Couverture aérienne et soutien de la flotte
Depuis sa création, et aujourd’hui encore, le rôle essentiel de l’aviation navale est d’assurer le soutien des bâtiments de la PLAN, à la fois par la supériorité aérienne et par la frappe antinavire, missions principales auxquelles s’ajoutent le soutien aérien au profit des troupes d’infanterie de marine et, de plus en plus, la lutte anti-sous-marine (ASM). Pour accompagner le développement frénétique de la flotte de surface et les ambitions régionales chinoises, la PLAN‑AF a logiquement été restructurée en profondeur au cours de la dernière décennie (1).

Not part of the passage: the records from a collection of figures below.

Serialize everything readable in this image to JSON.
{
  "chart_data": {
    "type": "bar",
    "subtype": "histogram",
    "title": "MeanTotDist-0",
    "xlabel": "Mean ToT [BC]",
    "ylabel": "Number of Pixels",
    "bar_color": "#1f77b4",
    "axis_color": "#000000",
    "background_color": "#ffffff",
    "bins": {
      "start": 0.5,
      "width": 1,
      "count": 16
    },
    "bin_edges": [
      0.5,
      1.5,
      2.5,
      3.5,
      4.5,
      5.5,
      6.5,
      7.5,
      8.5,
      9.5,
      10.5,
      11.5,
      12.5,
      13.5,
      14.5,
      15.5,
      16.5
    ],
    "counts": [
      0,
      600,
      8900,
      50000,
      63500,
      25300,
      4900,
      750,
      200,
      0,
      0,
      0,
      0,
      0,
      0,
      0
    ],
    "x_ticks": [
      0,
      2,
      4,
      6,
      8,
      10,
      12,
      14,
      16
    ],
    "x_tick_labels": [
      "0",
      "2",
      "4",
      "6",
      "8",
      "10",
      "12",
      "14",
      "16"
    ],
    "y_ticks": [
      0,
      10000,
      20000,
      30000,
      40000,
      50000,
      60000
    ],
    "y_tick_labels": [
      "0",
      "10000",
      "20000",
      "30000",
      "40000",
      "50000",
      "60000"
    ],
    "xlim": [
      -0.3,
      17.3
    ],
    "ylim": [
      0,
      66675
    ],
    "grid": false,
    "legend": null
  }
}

À partir de 2007, elle est ainsi passée de huit à six divisions opérationnelles, largement renforcées par l’intégration de régiments spéciaux jusqu’alors indépendants. En plus des unités de transport et d’entraînement assignées au quartier général de la marine, deux divisions sont rattachées à chacune des trois flottes de la marine chinoise (Nord, Est et Sud), elles-mêmes intégrées aux commandements de théâtre Nord, Est et Sud (2). Parallèlement, l’aéronavale a connu une diminution quantitative de ses effectifs avec le retrait des derniers Q‑5, J‑6 et J‑7, mais la déflation numérique est amplement compensée sur le plan capacitaire par l’arrivée en masse de nouveaux intercepteurs et chasseurs multirôles.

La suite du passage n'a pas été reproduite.